伍 「何が見えますか♪」
「呪いの例というと、丑の刻参り。聞いたことはありますよね」
「はい。人形にくぎを刺すやつですよね」
「呪いとは、人が人にかける、まじないです。病気になったり、不運が続いたり、効果は様々だけど、そのどちらも、過程なく結果だけ表れるという特徴を持っています」
琥珀という子を待つ間、学校の体育館もしくは、道場のような広い板の間で、お喋り会が開かれていた。まず、僕が症状を説明し、次に凍空さんに呪いの話を聞いていた。
それにしても遅い。マジで来るのかよ。琥珀とかいうやさぐれ。
「呪いの原動力は憎悪です。憎悪が弱いと、呪いは成立しません」
いつまで続くのかわからない呪いの説明。頭が疲れ始めた頃、ガラガラという音とともに、一人の青年が入って来た。

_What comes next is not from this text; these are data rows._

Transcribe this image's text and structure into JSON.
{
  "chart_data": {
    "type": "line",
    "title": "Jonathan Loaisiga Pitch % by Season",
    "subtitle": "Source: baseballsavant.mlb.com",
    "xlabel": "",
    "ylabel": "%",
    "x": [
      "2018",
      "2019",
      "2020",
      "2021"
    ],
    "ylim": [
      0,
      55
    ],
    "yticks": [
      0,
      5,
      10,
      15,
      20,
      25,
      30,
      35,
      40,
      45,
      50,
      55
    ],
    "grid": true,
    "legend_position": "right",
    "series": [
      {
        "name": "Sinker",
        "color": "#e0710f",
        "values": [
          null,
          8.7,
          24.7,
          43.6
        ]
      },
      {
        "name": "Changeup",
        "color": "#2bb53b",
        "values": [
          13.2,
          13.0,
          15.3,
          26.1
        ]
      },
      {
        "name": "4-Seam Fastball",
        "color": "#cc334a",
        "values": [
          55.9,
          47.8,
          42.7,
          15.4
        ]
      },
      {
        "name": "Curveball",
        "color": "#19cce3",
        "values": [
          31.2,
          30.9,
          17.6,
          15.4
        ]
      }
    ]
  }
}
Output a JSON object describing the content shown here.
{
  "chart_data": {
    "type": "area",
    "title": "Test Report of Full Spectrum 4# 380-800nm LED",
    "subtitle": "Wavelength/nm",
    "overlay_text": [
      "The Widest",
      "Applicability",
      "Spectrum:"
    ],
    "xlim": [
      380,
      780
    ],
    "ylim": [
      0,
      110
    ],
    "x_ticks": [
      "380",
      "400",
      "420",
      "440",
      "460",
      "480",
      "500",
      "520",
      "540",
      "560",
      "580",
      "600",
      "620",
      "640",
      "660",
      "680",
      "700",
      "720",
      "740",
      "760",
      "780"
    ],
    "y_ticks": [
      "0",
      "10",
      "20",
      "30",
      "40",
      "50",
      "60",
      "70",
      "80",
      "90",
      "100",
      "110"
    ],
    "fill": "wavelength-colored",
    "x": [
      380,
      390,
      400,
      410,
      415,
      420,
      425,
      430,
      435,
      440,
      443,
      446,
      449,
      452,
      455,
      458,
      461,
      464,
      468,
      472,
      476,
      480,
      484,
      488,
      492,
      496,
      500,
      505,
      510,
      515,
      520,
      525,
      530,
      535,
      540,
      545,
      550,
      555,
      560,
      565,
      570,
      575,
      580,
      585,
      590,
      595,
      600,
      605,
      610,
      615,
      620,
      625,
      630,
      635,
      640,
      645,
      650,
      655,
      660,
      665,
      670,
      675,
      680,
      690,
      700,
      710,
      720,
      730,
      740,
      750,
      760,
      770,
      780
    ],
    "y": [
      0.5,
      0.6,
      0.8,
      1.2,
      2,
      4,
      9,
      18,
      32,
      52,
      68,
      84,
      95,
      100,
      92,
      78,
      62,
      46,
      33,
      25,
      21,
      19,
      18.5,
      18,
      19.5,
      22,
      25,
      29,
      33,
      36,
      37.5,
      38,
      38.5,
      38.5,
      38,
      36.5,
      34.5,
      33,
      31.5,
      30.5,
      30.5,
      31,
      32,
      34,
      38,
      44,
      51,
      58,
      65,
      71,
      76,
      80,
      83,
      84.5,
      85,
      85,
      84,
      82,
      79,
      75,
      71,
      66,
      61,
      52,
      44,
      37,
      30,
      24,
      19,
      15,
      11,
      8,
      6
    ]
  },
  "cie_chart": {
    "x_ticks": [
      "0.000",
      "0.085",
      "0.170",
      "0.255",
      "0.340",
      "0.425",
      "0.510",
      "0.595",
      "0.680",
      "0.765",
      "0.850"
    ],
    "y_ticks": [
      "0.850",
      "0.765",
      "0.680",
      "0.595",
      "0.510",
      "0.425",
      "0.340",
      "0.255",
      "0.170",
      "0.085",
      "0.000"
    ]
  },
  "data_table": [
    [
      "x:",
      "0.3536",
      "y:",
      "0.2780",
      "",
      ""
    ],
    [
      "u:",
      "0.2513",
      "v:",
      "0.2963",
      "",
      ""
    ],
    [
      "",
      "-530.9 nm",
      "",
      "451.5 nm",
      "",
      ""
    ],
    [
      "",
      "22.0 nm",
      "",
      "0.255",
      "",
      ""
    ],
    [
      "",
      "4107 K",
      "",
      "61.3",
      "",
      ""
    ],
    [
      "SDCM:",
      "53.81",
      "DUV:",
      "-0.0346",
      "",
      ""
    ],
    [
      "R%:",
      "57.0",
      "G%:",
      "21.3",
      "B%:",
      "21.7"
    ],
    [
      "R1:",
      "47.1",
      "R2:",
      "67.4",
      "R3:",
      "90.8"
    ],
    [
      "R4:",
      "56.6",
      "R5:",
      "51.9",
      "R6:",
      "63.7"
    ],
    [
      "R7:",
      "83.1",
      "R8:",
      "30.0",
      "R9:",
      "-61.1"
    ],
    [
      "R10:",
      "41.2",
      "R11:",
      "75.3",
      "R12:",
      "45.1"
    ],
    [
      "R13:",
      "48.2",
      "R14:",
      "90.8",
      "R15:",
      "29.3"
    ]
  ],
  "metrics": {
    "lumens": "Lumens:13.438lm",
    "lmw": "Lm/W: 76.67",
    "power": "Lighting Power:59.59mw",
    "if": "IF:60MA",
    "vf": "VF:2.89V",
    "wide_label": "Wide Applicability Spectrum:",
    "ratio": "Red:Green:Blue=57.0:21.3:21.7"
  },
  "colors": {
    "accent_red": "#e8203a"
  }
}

「琥珀さん以外にもう一人、息子さんがいらっしゃるんですね」
「あれが一人息子の琥珀ですよ」
なんというか、予想外だった。
髪は明るい茶色でツンツンしてるし、耳にピアス。失礼だが、神社には不釣り合いだった。僕と同じぐらい規格外なのかも。
「ったく。無視したら、俺が悪者みたいじゃねぇかよ」
「来てくれると思っていたよ」
凍空さんは笑顔で言った。
「んで、呪われてるのはコイツだな?」
琥珀は顎を僕のほうに振る。
「そうです♪ なにが見えますか♪」
「ちょっと待ってろよ。だいたい、人が呪われてるのに、いつも楽しそうだよな、アンタは」
もっと言ってやってください。そう思う僕の心は悪くない。
琥珀は何回か、まばたきすると、じっと僕のことを見た。男にじっとみられるのは、普通に気持ち悪い。
「何が見えますか♪」
「しゃれこうべ」
それって、放置されて汚れた頭蓋骨のことだよな?
「数えきれない数のしゃれこうべが、テメェの後ろに見える。テメェに噛みついてるぜ、ソイツら」
「僕は、しゃれこうべに悪さをした覚えはないんだけどな」
ていうか、見たこともない。
「コイツらから、かなりヤバいものを感じる。まだ、肩と背中だけが放っておけば何をやらかすか、わからねぇ」
「完全に呪いですね。考えていたものよりも、悪質な」
そういう凍空さんの口調は、今までと変わっていた。
「どんな呪いなんですか♪」
この人だけは、楽しそうだ。
「もしも、私の考えが正しければ、小鳥遊君は、死ぬ」
「……僕が、…死ぬ?」
「はい」
その短い返事は、真先生の笑みと、僕の余裕を奪っていった。
「平清盛はご存知ですよね?」
「はい。もしかして、僕の呪いって平清盛が死んだときの」
「そうだと思われます」
平清盛は呪い殺されている。彼は死ぬ少し前から、衰弱し、また、大量のしゃれこうべの幻覚を見たという。
「発熱もあったようですし、間違いないでしょうね」
「冷水のお風呂に入れても、一瞬で蒸発させたという話ですね」
真先生は真剣な顔で確認を取った。
「禍々しい邪気。大量のしゃれこうべ。衰弱。発熱。確かに、全部、繋がってやがるな」
琥珀も肯定した。
「呪いを解く方法はありますよね?」
僕は、勇気を振り絞って凍空さんに尋ねた。
「呪い返し、それしかないでしょうね」
「呪い返し?」
「呪いをかけた本人に、その呪いをはね返すということだよ」
真先生が解説してくれた。
「そのためには、やらなきゃいけないことがあるぜ。呪いをかけた奴を特定しないとな」
「簡単じゃなさそうだね」
「そして、期限もあります」
凍空さんは難しい顔をしてこう言った。
「今度の土曜日。それがタイムリミットでしょう」
神主さんがカタカナを使うのか、なんて思う余裕はなかった。
そして、思い出した。気絶する瞬間に聞いたカチカチって音は、歯と歯が噛み合う音に似ていたことを。